How to make robots behave like humans
This difficulty can be summed up in two main aspects. First, it is difficult to deal with abstract concepts, such as the concept of "doing harm". Killing is obviously an injury, but vaccinations can also cause pain and, in some cases, death. At what point does "injury" qualify? The second comes from the assessment of possible harm and the need to avoid harm to humans. An intelligent system cannot be considered mature if it encounters two targets with the same potential for harm and does not know which target to target.
Although the problem is so difficult to solve that it has been described as "unsolvable", scientists have not slowed down the pace of exploring the unknown.
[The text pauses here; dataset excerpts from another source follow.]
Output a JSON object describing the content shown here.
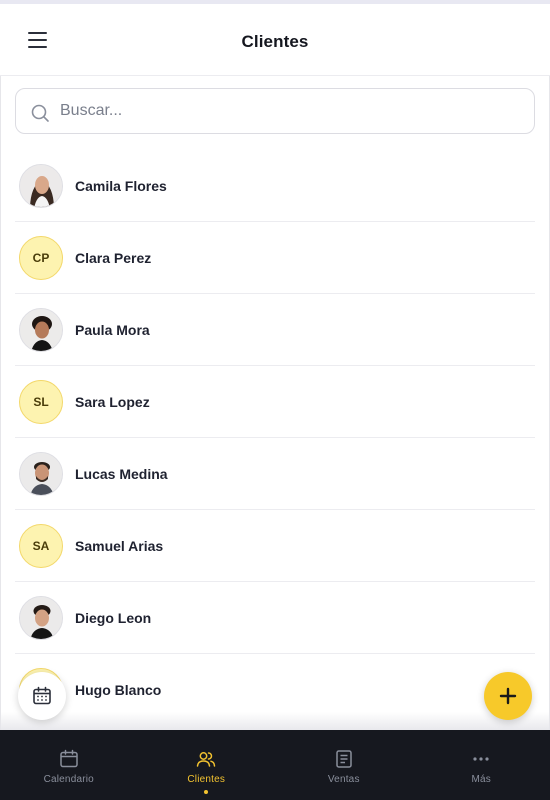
{
  "header": {
    "title": "Clientes",
    "menu_icon": "hamburger-menu-icon"
  },
  "search": {
    "placeholder": "Buscar...",
    "value": "",
    "icon": "search-icon"
  },
  "clients": [
    {
      "name": "Camila Flores",
      "avatar_type": "photo",
      "initials": ""
    },
    {
      "name": "Clara Perez",
      "avatar_type": "initials",
      "initials": "CP"
    },
    {
      "name": "Paula Mora",
      "avatar_type": "photo",
      "initials": ""
    },
    {
      "name": "Sara Lopez",
      "avatar_type": "initials",
      "initials": "SL"
    },
    {
      "name": "Lucas Medina",
      "avatar_type": "photo",
      "initials": ""
    },
    {
      "name": "Samuel Arias",
      "avatar_type": "initials",
      "initials": "SA"
    },
    {
      "name": "Diego Leon",
      "avatar_type": "photo",
      "initials": ""
    },
    {
      "name": "Hugo Blanco",
      "avatar_type": "initials",
      "initials": ""
    }
  ],
  "fabs": {
    "calendar_icon": "calendar-icon",
    "add_icon": "plus-icon"
  },
  "bottom_nav": {
    "items": [
      {
        "label": "Calendario",
        "icon": "calendar-icon",
        "active": false
      },
      {
        "label": "Clientes",
        "icon": "users-icon",
        "active": true
      },
      {
        "label": "Ventas",
        "icon": "receipt-icon",
        "active": false
      },
      {
        "label": "Más",
        "icon": "more-dots-icon",
        "active": false
      }
    ]
  },
  "colors": {
    "accent": "#f7c92a",
    "nav_background": "#16181f",
    "nav_active": "#f2c230",
    "initials_background": "#fdf3b0"
  }
}
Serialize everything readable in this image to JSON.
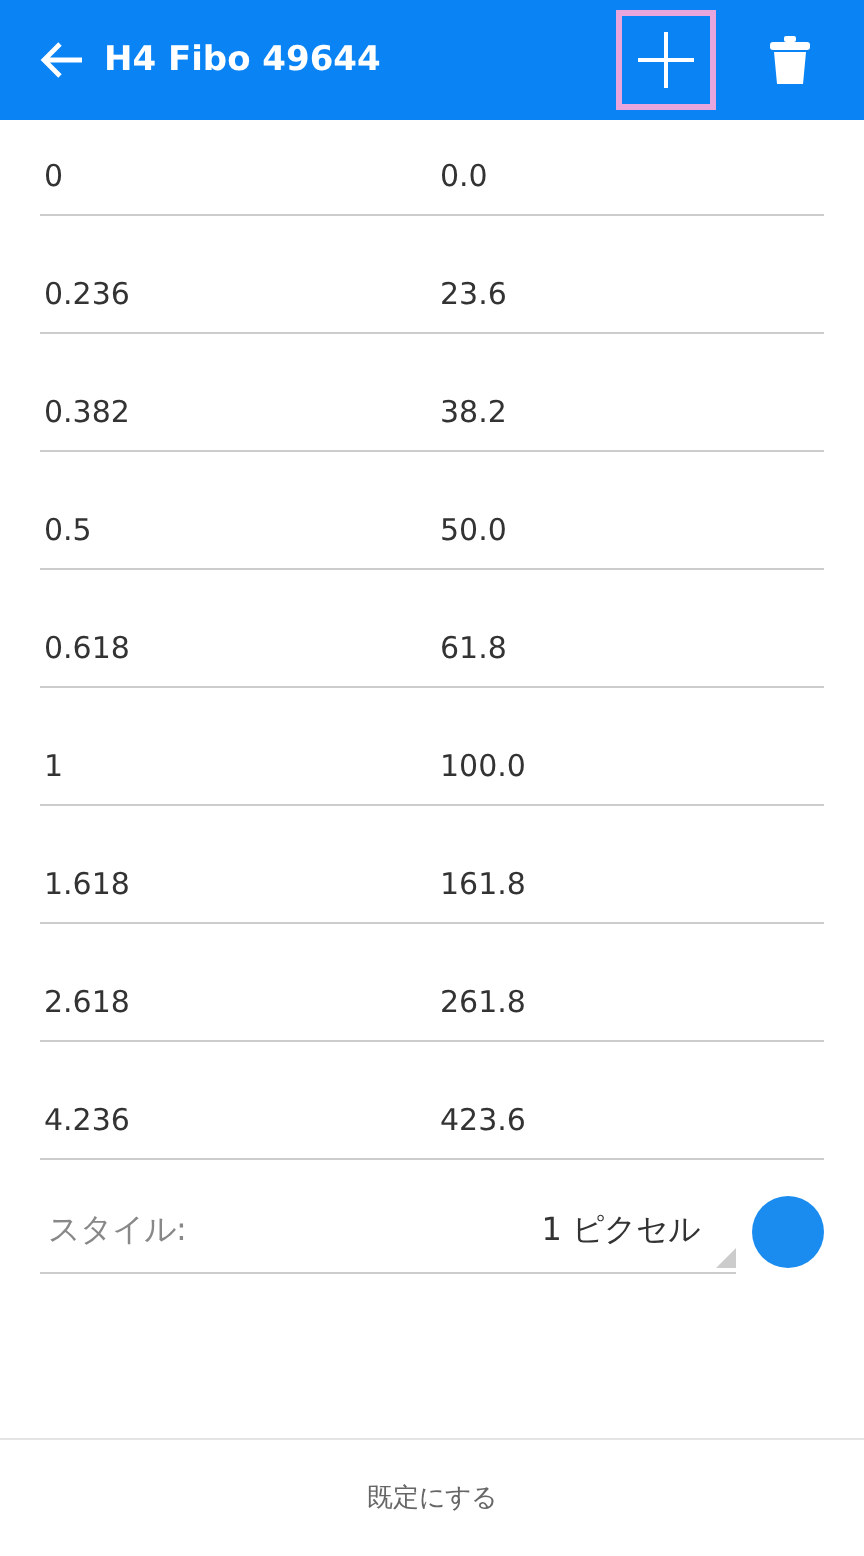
{
  "header": {
    "title": "H4 Fibo 49644",
    "add_highlighted": true
  },
  "levels": [
    {
      "value": "0",
      "description": "0.0"
    },
    {
      "value": "0.236",
      "description": "23.6"
    },
    {
      "value": "0.382",
      "description": "38.2"
    },
    {
      "value": "0.5",
      "description": "50.0"
    },
    {
      "value": "0.618",
      "description": "61.8"
    },
    {
      "value": "1",
      "description": "100.0"
    },
    {
      "value": "1.618",
      "description": "161.8"
    },
    {
      "value": "2.618",
      "description": "261.8"
    },
    {
      "value": "4.236",
      "description": "423.6"
    }
  ],
  "style": {
    "label": "スタイル:",
    "value": "1 ピクセル",
    "color": "#1a8cf0"
  },
  "footer": {
    "button": "既定にする"
  }
}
Around the goal of getting robots to behave like humans, they've come up with a lot of ideas, suggestions and solutions, some of which are already being tested, and they can be summarized as follows:
First, according to the "Three Laws of Robots" proposed by Isaac Asimov, a science fiction master, intelligent robots should not harm human beings or cause harm to human beings by inaction. In case of violation, the relevant developer or institution will be punished.
Second, take the majority view. Generally speaking, the interests of the majority often determine what is right and wrong. Suppose, for example, that in an immediate and irreversible accident involving pedestrians, we had to decide what an autonomous vehicle should do: save the occupant or the pedestrian? America used a moral machine to analyse these possible decisions, concluding that an action is a good thing worth doing if it brings the greatest happiness to the greatest number of people. Here, happiness is a major desired goal.
Third, on the battlefield of the future, the real dilemmas come when it comes to future soldiers. For future soldiers to be effective, they must eliminate perceived threats before they eliminate them. This can be done by programming robots to follow "ethical rules", especially when it comes to soldiers in combat environments. But commanders may find that such programming interferes with missions if the "ethical" constraints built into the robots will endanger their own fighters. For example, an AI system would lock a soldier's gun to prevent the killing of a civilian who turned out to be a combatant or terrorist on the other side. In this sense, it seems that it is never possible to know who is a civilian and who is not in urban terror. As a result, programming here is an extremely complex technology that requires the best minds and collaboration to make breakthroughs possible.
To sum up, making robots ethical is a big goal, and the fundamental way to achieve this goal is not how to make ARTIFICIAL intelligence technology ethical, but how humans should follow ethical rules when developing and using ARTIFICIAL intelligence. If ethical robots are still a myth, ethical people are anything but. It is therefore entirely possible and absolutely necessary to urge scientists and military commanders around the world to take the ethical action of using automated weapons only when it is necessary to harm their own safety. In this respect. Human beings are capable of great things. As Alan Matheson Turing, the father of artificial intelligence, put it: "We can only see so far ahead, but there is a lot of work to be done." So the future is bright.